The current barrage of advertising targeting frenzied Christmas shoppers may not reap the desired result, according to two University of Notre Dame marketing professors.
For more than 50 years, business observers have argued that satisfying customers is the key to success. However, marketing is apparently falling short in the eyes of American households. A long-term study conducted by Michael Etzel, professor of marketing, and John Gaski, associate professor of marketing, indicates that overall sentiment toward the practice of marketing has remained negative for more than 20 years. Of the marketing dimensions examined, only retail service is viewed as slightly positive, while performance related to product quality, prices and advertising continues to disappoint consumers.

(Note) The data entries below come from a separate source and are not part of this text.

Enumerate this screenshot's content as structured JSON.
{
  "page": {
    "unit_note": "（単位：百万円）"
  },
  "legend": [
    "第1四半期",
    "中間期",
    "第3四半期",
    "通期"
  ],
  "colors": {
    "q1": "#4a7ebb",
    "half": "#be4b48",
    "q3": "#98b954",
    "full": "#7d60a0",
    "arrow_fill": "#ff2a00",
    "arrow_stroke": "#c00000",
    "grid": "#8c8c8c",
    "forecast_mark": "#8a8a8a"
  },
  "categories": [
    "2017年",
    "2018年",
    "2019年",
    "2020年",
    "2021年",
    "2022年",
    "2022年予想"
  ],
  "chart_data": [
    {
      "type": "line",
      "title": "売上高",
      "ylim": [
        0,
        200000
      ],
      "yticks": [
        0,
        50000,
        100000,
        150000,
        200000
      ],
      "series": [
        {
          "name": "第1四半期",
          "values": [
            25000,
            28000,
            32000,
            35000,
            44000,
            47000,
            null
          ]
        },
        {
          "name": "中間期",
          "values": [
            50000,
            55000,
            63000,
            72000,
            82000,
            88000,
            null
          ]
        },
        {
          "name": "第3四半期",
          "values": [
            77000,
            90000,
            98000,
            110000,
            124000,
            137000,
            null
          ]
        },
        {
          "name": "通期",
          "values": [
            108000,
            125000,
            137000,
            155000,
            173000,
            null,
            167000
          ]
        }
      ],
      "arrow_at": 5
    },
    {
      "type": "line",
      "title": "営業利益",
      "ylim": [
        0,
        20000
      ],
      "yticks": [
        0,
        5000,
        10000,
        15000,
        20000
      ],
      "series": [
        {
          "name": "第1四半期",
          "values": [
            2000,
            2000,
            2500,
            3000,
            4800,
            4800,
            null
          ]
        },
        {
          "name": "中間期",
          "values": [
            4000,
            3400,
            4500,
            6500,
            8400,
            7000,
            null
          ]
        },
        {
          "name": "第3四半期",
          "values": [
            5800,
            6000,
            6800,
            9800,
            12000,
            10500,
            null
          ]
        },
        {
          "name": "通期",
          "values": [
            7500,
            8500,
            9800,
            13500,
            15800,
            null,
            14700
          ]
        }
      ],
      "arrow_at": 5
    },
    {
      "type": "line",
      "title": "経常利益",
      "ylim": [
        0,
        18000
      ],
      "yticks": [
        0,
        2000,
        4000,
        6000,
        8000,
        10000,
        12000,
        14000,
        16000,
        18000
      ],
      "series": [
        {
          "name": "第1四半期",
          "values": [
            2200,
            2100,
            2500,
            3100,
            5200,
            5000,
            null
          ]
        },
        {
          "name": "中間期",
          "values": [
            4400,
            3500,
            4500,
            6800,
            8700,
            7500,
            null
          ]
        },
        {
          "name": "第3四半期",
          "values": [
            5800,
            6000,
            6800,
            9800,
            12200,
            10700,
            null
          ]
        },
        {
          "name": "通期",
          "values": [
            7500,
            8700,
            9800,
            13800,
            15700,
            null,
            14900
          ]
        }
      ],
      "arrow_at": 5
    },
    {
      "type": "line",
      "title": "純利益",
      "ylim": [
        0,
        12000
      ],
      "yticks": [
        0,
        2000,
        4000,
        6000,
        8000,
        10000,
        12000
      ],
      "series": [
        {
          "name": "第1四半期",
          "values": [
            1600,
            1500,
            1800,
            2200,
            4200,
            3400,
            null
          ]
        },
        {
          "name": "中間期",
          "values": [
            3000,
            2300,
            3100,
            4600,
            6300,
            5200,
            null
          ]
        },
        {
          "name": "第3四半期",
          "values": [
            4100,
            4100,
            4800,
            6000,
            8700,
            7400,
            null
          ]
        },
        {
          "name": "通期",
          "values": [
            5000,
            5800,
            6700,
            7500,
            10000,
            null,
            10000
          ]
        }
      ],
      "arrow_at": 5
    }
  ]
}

Etzel and Gaski have tracked consumer attitudes toward marketing every year since 1984, using a 20-item survey they created and administered in cooperation with the Synovate polling organization. Their 2006 study indicates that, while overall sentiments have improved over time, consumers continue to express concerns about the kinds of advertising they see on TV. When incorporating secondary data from the 1970s, the authors find a similar 30-year trend. Interestingly, the sentiment toward marketing practices improves with lower inflation and reduced personal saving.
“As consumers save less and spend more, they appear to be less critical of marketing,” Gaski said.
The project raises fundamental questions about the widely espoused primacy of satisfying customers.
“It may be conceptually attractive but too difficult to implement, or managers may have found a different approach to be more successful,” Etzel explained. “Of course, there is also the possibility that consumers’ expectations are unrealistic. Whatever the cause, the divergence deserves examination.”
The Notre Dame-Synovate Index of Consumer Sentiment Toward Marketing was published in the Journal of Consumer Research.